全国初の裁判員裁判に対し、新聞、放送メディアが詳細な報道を連日続けている。さまざまな視点からとらえなければならないこの種の出来事については、まだまだインターネットより放送、放送より新聞がその機能を十分に果たし得るのでは。そう感じた人は編集者以外にもいるのではないだろうか。
3日目の5日、6人の裁判員の一人(若い女性という)が、風邪を引いて出廷できないという理由から男性の補充裁判員に交代する事態が生じた。今後、風邪にかかわらず途中降板というケースは結構あるような気がする。初日(3日)の法廷の模様を伝える記事の中に、気になっていた記述があったからだ。モニターに映し出された刺殺された被害女性の傷跡の写真に対し「男性裁判員は口を開けて息をのみ、女性裁判員2人もためらうように髪をさわったり、視線をそらせたりした」(朝日新聞4日朝刊1面記事)という。
41年前、通信社に入ってすぐの記者研修で警視庁の施設に連れて行かれたことがある。殺人事件や事故の被害者の写真を見たときの衝撃は相当なものだった。これらの人たちの生前の姿はどうだったのか。全く想像もできないような凄惨な写真の数々に、まさに息をのんだことを思い起こす。
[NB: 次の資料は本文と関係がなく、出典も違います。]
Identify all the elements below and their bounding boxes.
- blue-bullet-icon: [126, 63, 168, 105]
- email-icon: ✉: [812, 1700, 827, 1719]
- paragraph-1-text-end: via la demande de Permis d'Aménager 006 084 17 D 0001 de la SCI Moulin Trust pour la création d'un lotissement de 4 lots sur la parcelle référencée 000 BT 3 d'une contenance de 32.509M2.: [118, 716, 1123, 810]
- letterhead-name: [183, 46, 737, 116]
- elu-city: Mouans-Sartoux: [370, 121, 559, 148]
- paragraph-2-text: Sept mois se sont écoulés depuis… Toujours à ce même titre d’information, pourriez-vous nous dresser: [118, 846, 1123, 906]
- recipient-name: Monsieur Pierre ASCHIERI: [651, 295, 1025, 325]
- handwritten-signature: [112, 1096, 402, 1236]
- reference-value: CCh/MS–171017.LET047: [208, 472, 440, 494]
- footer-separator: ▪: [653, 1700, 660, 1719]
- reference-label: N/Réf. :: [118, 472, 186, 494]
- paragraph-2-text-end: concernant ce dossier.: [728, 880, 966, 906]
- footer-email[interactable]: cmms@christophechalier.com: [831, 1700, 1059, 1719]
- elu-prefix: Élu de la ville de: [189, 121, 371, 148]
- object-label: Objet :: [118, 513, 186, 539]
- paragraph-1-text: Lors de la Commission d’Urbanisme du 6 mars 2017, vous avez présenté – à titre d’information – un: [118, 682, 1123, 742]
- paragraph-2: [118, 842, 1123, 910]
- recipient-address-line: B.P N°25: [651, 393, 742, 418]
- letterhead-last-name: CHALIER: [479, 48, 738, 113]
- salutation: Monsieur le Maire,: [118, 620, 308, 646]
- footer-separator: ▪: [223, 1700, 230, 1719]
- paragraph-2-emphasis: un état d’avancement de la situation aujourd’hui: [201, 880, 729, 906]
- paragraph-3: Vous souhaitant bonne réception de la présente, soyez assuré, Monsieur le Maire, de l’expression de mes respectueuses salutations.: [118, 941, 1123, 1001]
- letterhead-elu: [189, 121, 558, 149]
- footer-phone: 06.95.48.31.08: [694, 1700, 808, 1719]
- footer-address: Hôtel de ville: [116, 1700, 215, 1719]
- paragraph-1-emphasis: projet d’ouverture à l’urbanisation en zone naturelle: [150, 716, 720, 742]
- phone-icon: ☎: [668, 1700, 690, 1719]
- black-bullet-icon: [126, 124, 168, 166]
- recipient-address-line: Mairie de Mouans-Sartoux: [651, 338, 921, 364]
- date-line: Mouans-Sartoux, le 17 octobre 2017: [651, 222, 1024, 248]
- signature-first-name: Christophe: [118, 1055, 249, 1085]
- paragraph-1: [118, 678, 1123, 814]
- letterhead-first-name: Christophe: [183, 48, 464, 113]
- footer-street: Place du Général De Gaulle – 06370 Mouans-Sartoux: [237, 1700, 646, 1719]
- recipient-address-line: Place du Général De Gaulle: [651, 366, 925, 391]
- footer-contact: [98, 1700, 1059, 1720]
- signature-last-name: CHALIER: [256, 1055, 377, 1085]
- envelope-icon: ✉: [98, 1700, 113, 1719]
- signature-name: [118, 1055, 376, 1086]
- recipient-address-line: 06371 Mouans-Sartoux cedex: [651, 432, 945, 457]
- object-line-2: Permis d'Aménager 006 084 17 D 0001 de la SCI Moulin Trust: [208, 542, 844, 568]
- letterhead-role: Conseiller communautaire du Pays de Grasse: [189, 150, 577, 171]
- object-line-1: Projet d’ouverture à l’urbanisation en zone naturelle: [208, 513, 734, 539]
病気で家族、友人を亡くした経験はそれまでにもあったが、殺人事件の被害者の遺体は、それとはまるで異なる。無論、映画などで何度も見た殺人事件のシーンなどとも別物である。被害者の遺体からは人間の尊厳など全く感じられなかったのが、一番の違いではないか。
裁判員の多くは、当方のような経験がない人たちだろう。殺人事件の被害者の遺体を見せられたときの衝撃は察するにあまりある。
しかし、それもまた民主主義社会のためには、必要な市民の義務なのだろう、とも。